Ella pudo ver que se parecía un poco al garfio que estaban usando, pero en lugar de ganchos, lo vio colocar múltiples jeringas en un guantelete.
El guantelete era más pequeño que el garfio.
—Oh, estás aquí —finalmente Michael notó a Gaya.
—Dame tu mano —ni siquiera esperó a que ella respondiera mientras tomaba su mano derecha.

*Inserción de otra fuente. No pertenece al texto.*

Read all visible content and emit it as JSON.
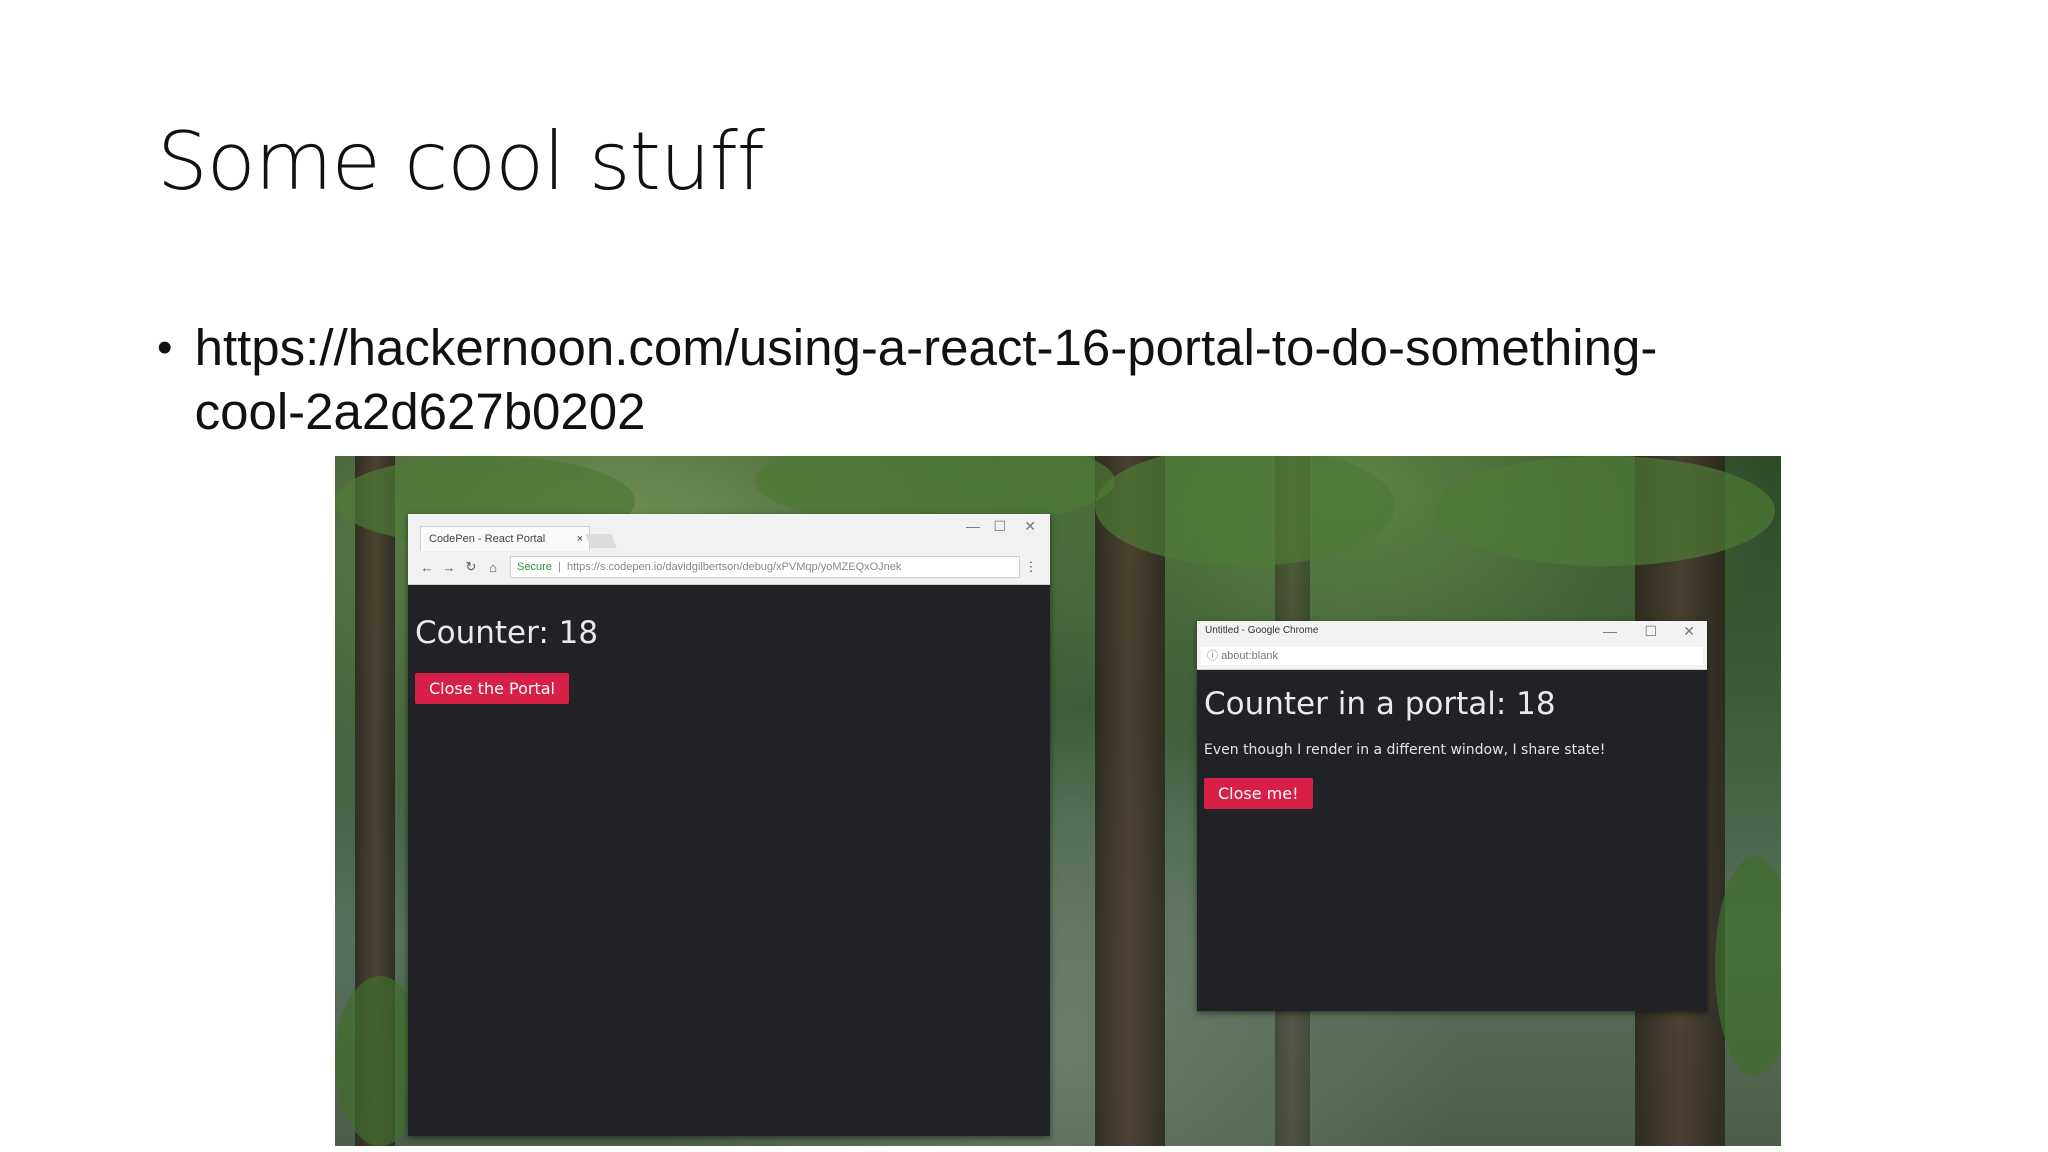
{
  "slide": {
    "title": "Some cool stuff",
    "bullet": "•",
    "link_line1": "https://hackernoon.com/using-a-react-16-portal-to-do-something-",
    "link_line2": "cool-2a2d627b0202"
  },
  "screenshot": {
    "window1": {
      "tab_title": "CodePen - React Portal",
      "tab_close": "×",
      "secure_label": "Secure",
      "url": "https://s.codepen.io/davidgilbertson/debug/xPVMqp/yoMZEQxOJnek",
      "counter_text": "Counter: 18",
      "button_label": "Close the Portal",
      "controls": {
        "minimize": "—",
        "maximize": "☐",
        "close": "✕"
      }
    },
    "window2": {
      "title": "Untitled - Google Chrome",
      "url": "about:blank",
      "heading": "Counter in a portal: 18",
      "message": "Even though I render in a different window, I share state!",
      "button_label": "Close me!",
      "controls": {
        "minimize": "—",
        "maximize": "☐",
        "close": "✕"
      }
    }
  }
}
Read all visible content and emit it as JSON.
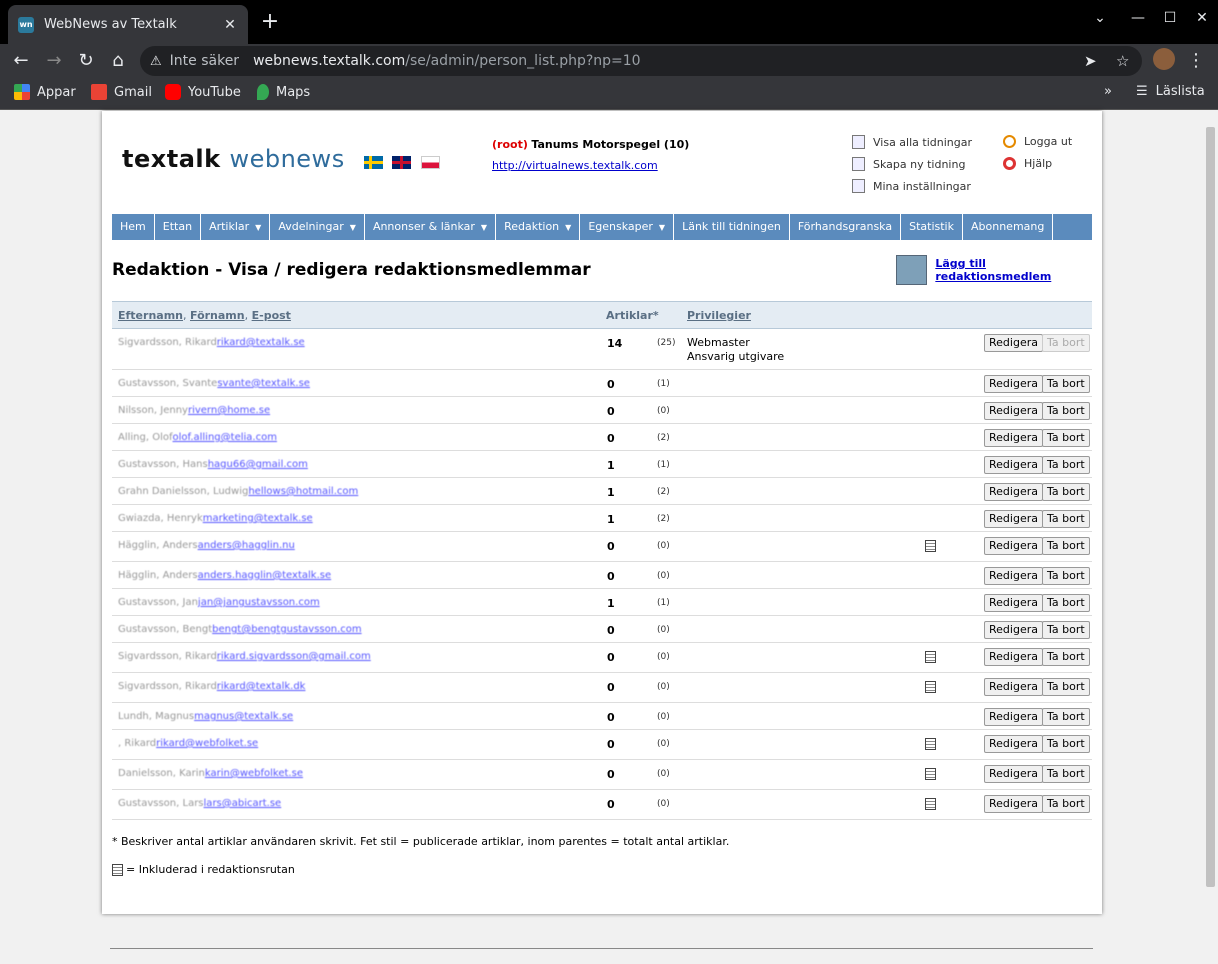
{
  "browser": {
    "tab_title": "WebNews av Textalk",
    "favicon_text": "wn",
    "security_label": "Inte säker",
    "url_host": "webnews.textalk.com",
    "url_path": "/se/admin/person_list.php?np=10",
    "bookmarks": [
      {
        "label": "Appar",
        "color": "#4285f4"
      },
      {
        "label": "Gmail",
        "color": "#ea4335"
      },
      {
        "label": "YouTube",
        "color": "#ff0000"
      },
      {
        "label": "Maps",
        "color": "#34a853"
      }
    ],
    "reading_list": "Läslista"
  },
  "header": {
    "logo_brand": "textalk",
    "logo_product": "webnews",
    "root_label": "(root)",
    "site_name": "Tanums Motorspegel (10)",
    "site_url": "http://virtualnews.textalk.com",
    "quick_links": {
      "show_all": "Visa alla tidningar",
      "create_new": "Skapa ny tidning",
      "my_settings": "Mina inställningar",
      "logout": "Logga ut",
      "help": "Hjälp"
    }
  },
  "menu": [
    {
      "label": "Hem",
      "dropdown": false
    },
    {
      "label": "Ettan",
      "dropdown": false
    },
    {
      "label": "Artiklar",
      "dropdown": true
    },
    {
      "label": "Avdelningar",
      "dropdown": true
    },
    {
      "label": "Annonser & länkar",
      "dropdown": true
    },
    {
      "label": "Redaktion",
      "dropdown": true
    },
    {
      "label": "Egenskaper",
      "dropdown": true
    },
    {
      "label": "Länk till tidningen",
      "dropdown": false
    },
    {
      "label": "Förhandsgranska",
      "dropdown": false
    },
    {
      "label": "Statistik",
      "dropdown": false
    },
    {
      "label": "Abonnemang",
      "dropdown": false
    }
  ],
  "page": {
    "title": "Redaktion - Visa / redigera redaktionsmedlemmar",
    "add_member": "Lägg till redaktionsmedlem",
    "columns": {
      "lastname": "Efternamn",
      "firstname": "Förnamn",
      "email": "E-post",
      "articles": "Artiklar*",
      "privileges": "Privilegier"
    },
    "edit_label": "Redigera",
    "delete_label": "Ta bort",
    "footnote": "* Beskriver antal artiklar användaren skrivit. Fet stil = publicerade artiklar, inom parentes = totalt antal artiklar.",
    "legend": "= Inkluderad i redaktionsrutan"
  },
  "members": [
    {
      "name": "Sigvardsson, Rikard",
      "email": "rikard@textalk.se",
      "pub": "14",
      "tot": "(25)",
      "priv": [
        "Webmaster",
        "Ansvarig utgivare"
      ],
      "inc": false,
      "del_disabled": true
    },
    {
      "name": "Gustavsson, Svante",
      "email": "svante@textalk.se",
      "pub": "0",
      "tot": "(1)",
      "priv": [],
      "inc": false,
      "del_disabled": false
    },
    {
      "name": "Nilsson, Jenny",
      "email": "rivern@home.se",
      "pub": "0",
      "tot": "(0)",
      "priv": [],
      "inc": false,
      "del_disabled": false
    },
    {
      "name": "Alling, Olof",
      "email": "olof.alling@telia.com",
      "pub": "0",
      "tot": "(2)",
      "priv": [],
      "inc": false,
      "del_disabled": false
    },
    {
      "name": "Gustavsson, Hans",
      "email": "hagu66@gmail.com",
      "pub": "1",
      "tot": "(1)",
      "priv": [],
      "inc": false,
      "del_disabled": false
    },
    {
      "name": "Grahn Danielsson, Ludwig",
      "email": "hellows@hotmail.com",
      "pub": "1",
      "tot": "(2)",
      "priv": [],
      "inc": false,
      "del_disabled": false
    },
    {
      "name": "Gwiazda, Henryk",
      "email": "marketing@textalk.se",
      "pub": "1",
      "tot": "(2)",
      "priv": [],
      "inc": false,
      "del_disabled": false
    },
    {
      "name": "Hägglin, Anders",
      "email": "anders@hagglin.nu",
      "pub": "0",
      "tot": "(0)",
      "priv": [],
      "inc": true,
      "del_disabled": false
    },
    {
      "name": "Hägglin, Anders",
      "email": "anders.hagglin@textalk.se",
      "pub": "0",
      "tot": "(0)",
      "priv": [],
      "inc": false,
      "del_disabled": false
    },
    {
      "name": "Gustavsson, Jan",
      "email": "jan@jangustavsson.com",
      "pub": "1",
      "tot": "(1)",
      "priv": [],
      "inc": false,
      "del_disabled": false
    },
    {
      "name": "Gustavsson, Bengt",
      "email": "bengt@bengtgustavsson.com",
      "pub": "0",
      "tot": "(0)",
      "priv": [],
      "inc": false,
      "del_disabled": false
    },
    {
      "name": "Sigvardsson, Rikard",
      "email": "rikard.sigvardsson@gmail.com",
      "pub": "0",
      "tot": "(0)",
      "priv": [],
      "inc": true,
      "del_disabled": false
    },
    {
      "name": "Sigvardsson, Rikard",
      "email": "rikard@textalk.dk",
      "pub": "0",
      "tot": "(0)",
      "priv": [],
      "inc": true,
      "del_disabled": false
    },
    {
      "name": "Lundh, Magnus",
      "email": "magnus@textalk.se",
      "pub": "0",
      "tot": "(0)",
      "priv": [],
      "inc": false,
      "del_disabled": false
    },
    {
      "name": ", Rikard",
      "email": "rikard@webfolket.se",
      "pub": "0",
      "tot": "(0)",
      "priv": [],
      "inc": true,
      "del_disabled": false
    },
    {
      "name": "Danielsson, Karin",
      "email": "karin@webfolket.se",
      "pub": "0",
      "tot": "(0)",
      "priv": [],
      "inc": true,
      "del_disabled": false
    },
    {
      "name": "Gustavsson, Lars",
      "email": "lars@abicart.se",
      "pub": "0",
      "tot": "(0)",
      "priv": [],
      "inc": true,
      "del_disabled": false
    }
  ]
}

Con su mano en la de él, Michael agarró el guantelete antes de colocarlo suavemente alrededor de la muñeca de Gaya.
—Va a doler un poco.
—¿Qué?
¡Ay!
—Ella sintió un dolor agudo en su muñeca.
Era como si un par de abejas la picaran al mismo tiempo.
Miró el guantelete y vio las jeringas clavándose en su muñeca antes de desaparecer por completo.
—¿Vas a?
—No te muevas —fue interrumpida por Michael.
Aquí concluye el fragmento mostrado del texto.